Transactional outbox pattern is a way to ensure consistency (via atomicity) in distributed systems when an application writes to a database and then emits an event to a event broker or queue. There is a possibility that between these to operations a fault occurs and the system may end up in a faulty state where the database/application sees that the write occurred but the consumers of the event never receive this notification.
order = db.run("INSERT INTO orders (...) values (...)", [...])
// <-- app breaks here
eventBroker.publish({ event_name: "ORDER", id: order.id })
One idea is to convert the entire flow into one single operation using a 2-phase commit.

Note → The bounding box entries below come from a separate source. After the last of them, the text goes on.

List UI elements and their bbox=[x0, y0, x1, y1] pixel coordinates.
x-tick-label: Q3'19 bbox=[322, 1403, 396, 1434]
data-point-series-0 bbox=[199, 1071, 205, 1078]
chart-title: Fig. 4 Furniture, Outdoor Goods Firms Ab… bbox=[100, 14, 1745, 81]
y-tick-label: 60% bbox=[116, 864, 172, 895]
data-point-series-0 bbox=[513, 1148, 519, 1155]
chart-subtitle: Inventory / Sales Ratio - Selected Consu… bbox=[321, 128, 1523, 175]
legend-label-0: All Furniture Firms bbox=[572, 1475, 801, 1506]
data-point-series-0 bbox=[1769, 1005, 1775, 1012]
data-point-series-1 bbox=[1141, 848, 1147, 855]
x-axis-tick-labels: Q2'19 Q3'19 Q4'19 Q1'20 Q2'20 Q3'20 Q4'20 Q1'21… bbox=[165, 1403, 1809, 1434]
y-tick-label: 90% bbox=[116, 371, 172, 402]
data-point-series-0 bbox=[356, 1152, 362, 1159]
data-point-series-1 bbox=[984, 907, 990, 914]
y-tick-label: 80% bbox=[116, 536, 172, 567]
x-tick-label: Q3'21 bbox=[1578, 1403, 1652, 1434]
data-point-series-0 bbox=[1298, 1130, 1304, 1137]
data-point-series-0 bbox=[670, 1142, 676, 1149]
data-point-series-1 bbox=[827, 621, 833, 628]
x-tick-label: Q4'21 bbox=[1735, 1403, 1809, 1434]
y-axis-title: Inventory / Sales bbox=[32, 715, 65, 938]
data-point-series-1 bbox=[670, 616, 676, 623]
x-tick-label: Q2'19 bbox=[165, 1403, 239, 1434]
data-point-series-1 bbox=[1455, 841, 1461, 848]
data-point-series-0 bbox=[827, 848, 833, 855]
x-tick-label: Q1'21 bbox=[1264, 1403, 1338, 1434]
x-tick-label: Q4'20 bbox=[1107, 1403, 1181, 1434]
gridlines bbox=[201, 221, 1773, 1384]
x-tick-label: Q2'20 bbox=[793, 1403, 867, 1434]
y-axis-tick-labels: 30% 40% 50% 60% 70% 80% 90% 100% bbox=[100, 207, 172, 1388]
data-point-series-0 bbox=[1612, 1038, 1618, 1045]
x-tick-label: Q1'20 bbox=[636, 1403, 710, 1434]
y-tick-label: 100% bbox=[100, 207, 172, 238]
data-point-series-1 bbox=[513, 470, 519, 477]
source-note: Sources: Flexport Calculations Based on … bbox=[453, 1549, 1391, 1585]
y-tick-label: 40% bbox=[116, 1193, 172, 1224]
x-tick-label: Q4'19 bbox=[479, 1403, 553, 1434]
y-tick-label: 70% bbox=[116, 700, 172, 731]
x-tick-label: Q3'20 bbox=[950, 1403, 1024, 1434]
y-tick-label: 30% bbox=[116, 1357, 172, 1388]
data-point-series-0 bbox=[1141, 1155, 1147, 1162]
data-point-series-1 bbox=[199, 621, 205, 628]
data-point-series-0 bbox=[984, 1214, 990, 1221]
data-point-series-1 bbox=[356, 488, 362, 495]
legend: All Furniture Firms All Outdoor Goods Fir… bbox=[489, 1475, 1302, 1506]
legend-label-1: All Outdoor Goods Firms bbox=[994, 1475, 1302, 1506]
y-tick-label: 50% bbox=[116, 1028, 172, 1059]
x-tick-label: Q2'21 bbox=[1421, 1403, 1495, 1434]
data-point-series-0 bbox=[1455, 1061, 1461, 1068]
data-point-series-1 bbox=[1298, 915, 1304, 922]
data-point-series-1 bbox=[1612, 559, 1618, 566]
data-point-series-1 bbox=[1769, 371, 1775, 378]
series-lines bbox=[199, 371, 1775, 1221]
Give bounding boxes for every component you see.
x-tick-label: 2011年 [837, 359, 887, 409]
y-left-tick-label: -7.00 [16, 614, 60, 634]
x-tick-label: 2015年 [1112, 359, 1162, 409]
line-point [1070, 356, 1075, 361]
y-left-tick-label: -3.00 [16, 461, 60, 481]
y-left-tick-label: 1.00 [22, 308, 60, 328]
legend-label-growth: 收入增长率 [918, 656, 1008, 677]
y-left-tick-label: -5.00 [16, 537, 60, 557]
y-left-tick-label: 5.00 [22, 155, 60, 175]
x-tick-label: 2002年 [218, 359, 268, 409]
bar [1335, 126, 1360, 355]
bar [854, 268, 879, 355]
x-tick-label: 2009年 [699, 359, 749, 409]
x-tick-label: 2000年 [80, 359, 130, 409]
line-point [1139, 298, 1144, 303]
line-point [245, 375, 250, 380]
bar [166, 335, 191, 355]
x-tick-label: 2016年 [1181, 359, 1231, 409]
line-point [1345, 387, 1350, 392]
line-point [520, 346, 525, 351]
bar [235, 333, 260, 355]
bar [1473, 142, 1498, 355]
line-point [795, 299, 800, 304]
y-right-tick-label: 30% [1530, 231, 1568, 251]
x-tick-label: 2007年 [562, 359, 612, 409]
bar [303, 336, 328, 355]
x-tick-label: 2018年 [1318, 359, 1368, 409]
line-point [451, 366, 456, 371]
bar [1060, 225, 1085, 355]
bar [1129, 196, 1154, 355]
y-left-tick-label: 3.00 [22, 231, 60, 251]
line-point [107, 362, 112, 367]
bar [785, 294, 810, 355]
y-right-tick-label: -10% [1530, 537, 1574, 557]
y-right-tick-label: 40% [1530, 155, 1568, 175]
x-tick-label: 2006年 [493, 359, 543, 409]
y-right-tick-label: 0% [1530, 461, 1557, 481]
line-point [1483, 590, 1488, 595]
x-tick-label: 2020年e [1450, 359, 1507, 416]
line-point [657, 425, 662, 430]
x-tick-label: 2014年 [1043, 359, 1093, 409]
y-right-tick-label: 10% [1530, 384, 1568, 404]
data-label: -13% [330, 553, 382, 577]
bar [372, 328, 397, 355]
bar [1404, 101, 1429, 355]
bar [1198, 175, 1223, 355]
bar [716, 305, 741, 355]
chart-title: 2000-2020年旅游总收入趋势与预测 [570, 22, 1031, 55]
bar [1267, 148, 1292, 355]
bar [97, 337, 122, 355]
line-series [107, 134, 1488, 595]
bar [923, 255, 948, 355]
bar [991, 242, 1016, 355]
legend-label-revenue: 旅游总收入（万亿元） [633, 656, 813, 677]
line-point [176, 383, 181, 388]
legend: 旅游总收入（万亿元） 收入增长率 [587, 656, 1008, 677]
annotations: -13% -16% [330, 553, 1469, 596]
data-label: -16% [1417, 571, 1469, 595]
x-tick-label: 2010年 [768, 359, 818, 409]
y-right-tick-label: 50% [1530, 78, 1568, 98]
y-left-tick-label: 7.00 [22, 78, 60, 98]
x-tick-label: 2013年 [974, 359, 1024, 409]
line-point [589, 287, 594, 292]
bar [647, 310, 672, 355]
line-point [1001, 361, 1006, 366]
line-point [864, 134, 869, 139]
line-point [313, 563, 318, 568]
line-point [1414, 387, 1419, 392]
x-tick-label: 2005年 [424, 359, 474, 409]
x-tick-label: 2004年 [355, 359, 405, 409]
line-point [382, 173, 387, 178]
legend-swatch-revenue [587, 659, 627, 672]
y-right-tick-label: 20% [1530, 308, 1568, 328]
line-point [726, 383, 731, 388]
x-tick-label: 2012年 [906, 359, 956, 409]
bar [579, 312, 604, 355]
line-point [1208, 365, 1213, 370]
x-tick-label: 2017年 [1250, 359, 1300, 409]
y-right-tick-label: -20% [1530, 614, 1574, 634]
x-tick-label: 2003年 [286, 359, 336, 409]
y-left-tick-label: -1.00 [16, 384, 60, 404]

But this is at times difficult to implement at an application level. The solution is to use the outbox pattern. The main idea is to use the database's transactions and atomicity guarantees to ensure that the operations: a. write to database and b. emit and event - both consistently happen. I.e. if the write happens then the event definitely gets emitted.

The flow looks like follows:
- When writing to the database, we use a transaction to write an additional "outbox" entry for the event that is supposed to be fired to a new table (if relational DB for example). Since we use a transaction, both the original write (e.g. order) and the outbox write will either succeed or fail together, i.e. (both or none).
- A message relay (which could be an independent job/cron process) keeps checking the outbox table and looks for entries which contain a flag which denotes the event is yet to be published. The relay then publishes the event and marks it accordingly. In case the relay suffers from a fault, it picks up the unpublished event the next time it runs.
The pattern may lead to some latency for the event delivery and may also lead to publishing the event more than once (if the relay goes down just after publishing and before marking the event as published). But this is acceptable in async systems usually is solved by event consumers being idempotent and handling more-than-once delivery.